In connection with our business plan, management anticipates operating expenses and capital expenditures relating to: (i) developmental expenses associated with a start-up business and (ii) marketing expenses will be funded primarily by debt or equity financings from our principal stockholder. However, there is no assurance that such funds will be available or available on acceptable terms. If adequate funds are not available or are not available on acceptable terms, we may not be able to take advantage of prospective new business endeavors or opportunities, which could significantly and materially restrict our business operations.

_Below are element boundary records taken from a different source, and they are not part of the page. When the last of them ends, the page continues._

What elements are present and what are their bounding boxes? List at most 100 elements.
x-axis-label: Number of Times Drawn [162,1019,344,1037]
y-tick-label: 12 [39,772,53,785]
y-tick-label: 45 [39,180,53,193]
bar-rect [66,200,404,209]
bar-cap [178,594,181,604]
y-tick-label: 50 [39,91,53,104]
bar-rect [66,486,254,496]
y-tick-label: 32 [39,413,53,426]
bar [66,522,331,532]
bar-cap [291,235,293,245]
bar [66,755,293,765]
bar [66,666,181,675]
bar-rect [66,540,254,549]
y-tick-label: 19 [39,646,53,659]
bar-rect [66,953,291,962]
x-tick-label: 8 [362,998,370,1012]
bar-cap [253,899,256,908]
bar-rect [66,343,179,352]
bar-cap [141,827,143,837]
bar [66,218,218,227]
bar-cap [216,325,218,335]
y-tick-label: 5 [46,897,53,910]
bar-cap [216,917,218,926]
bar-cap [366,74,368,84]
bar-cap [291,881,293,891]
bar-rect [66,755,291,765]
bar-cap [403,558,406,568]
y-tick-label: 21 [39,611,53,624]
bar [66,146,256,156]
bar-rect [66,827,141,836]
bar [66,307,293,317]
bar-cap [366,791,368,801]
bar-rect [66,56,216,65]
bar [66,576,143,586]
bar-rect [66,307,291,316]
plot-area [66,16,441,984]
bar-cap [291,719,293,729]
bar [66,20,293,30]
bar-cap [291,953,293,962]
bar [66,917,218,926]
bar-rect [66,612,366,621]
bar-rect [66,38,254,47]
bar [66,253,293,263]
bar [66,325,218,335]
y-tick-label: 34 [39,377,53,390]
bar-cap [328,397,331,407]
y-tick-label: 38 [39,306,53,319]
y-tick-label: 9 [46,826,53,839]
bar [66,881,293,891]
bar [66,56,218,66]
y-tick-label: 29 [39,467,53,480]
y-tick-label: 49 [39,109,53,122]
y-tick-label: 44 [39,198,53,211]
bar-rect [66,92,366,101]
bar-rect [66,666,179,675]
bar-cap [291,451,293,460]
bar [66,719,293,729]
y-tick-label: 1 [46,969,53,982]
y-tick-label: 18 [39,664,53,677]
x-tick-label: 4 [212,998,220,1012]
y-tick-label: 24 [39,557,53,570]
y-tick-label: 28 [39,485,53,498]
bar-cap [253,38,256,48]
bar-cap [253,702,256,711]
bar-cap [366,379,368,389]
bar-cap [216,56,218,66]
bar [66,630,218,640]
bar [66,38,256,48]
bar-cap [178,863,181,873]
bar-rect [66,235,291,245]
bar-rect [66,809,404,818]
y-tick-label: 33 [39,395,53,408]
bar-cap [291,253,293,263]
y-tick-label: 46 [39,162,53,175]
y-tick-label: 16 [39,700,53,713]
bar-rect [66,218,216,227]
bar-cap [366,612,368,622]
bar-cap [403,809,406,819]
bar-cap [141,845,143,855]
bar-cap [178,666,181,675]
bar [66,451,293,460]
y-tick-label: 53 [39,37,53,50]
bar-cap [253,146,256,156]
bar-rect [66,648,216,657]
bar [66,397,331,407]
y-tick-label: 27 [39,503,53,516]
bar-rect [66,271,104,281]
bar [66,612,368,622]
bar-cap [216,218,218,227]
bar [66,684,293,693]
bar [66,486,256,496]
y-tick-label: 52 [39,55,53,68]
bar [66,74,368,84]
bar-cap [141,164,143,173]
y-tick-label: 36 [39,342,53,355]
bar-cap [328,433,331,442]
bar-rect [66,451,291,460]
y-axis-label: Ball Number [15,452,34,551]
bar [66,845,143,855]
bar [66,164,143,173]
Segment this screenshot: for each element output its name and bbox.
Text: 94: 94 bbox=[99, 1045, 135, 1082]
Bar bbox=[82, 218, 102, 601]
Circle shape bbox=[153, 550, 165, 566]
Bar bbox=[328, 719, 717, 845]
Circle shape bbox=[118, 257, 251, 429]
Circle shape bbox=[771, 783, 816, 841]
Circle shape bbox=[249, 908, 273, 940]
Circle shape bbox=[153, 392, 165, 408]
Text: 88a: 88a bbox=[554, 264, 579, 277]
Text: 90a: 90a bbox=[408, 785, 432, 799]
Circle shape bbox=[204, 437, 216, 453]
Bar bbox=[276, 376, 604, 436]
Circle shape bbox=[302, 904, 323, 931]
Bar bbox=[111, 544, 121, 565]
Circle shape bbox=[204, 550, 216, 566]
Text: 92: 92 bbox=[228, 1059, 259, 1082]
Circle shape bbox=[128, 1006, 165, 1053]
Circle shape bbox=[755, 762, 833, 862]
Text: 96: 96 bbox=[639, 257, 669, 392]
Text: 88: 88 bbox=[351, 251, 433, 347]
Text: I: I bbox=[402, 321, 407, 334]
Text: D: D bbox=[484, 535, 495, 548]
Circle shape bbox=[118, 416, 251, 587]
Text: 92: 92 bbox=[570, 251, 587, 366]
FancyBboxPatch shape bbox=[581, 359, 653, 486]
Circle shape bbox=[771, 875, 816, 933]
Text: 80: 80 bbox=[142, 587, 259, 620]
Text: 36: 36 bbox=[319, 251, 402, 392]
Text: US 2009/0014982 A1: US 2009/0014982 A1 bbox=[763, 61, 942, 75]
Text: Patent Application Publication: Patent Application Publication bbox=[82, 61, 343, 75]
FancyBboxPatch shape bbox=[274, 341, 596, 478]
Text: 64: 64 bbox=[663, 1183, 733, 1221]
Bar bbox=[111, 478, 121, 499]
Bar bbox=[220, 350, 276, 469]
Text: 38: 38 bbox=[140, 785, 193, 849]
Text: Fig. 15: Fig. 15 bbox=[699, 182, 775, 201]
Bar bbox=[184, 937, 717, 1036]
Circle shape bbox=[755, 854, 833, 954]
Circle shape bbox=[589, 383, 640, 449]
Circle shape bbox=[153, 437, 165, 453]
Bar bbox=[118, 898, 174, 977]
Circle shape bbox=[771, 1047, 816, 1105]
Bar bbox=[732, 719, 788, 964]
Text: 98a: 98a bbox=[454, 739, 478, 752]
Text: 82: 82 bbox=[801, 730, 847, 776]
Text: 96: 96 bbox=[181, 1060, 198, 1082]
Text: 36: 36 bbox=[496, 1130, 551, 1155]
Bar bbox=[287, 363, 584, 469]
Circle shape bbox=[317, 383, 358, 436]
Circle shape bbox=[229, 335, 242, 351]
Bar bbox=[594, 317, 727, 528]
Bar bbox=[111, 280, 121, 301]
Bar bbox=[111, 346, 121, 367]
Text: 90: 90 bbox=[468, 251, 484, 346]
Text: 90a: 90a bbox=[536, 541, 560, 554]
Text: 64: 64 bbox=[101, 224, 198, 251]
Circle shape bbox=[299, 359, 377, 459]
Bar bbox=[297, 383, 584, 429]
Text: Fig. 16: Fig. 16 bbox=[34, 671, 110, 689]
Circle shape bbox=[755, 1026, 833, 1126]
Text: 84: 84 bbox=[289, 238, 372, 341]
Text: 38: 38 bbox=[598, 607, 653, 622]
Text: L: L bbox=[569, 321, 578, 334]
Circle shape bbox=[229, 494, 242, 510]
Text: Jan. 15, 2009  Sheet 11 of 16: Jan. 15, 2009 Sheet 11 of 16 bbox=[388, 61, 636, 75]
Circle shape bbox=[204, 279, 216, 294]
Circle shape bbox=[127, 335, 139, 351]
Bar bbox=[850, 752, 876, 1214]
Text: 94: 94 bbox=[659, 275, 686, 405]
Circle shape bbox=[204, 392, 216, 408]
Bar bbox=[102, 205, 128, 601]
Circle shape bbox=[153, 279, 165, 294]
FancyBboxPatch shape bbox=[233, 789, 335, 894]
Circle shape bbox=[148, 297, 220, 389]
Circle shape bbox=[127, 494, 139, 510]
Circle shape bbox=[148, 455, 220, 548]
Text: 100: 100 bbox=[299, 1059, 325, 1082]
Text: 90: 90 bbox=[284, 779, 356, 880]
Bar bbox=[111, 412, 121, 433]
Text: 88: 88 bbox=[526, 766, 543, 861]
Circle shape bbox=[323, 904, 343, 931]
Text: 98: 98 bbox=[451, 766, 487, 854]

                                       10




Commitments and Capital Expenditures

We presently have no material commitments for capital expenditures.

Critical Accounting Policies Involving Management Estimates and Assumptions

Our discussion and analysis of our financial condition and results of operations is based on our financial statements. In preparing our financial statements in conformity with U.S. GAAP, we must make a variety of estimates that affect the reported amounts and related disclosures.

Deferred Tax Valuation Allowance

Deferred tax assets and liabilities are recognized for the future tax consequences attributable to differences between the financial statements carrying amounts of existing assets and liabilities and their respective tax bases. Deferred tax assets and liabilities are measured using enacted tax rates expected to apply to taxable income in the years in which those temporary differences are expected to be recovered or settled. Valuation allowances are established when necessary to reduce deferred tax assets to the amount more likely than not to be realized. Income tax expense is the total of tax payable for the period and the change during the period in deferred tax assets and liabilities.

Off-Balance Sheet Arrangements

We do not have any relationships with unconsolidated entities or financial partnerships, such as entities often referred to as structured finance or special purpose entities, which would have been established for the purpose of facilitating off-balance sheet financial arrangements.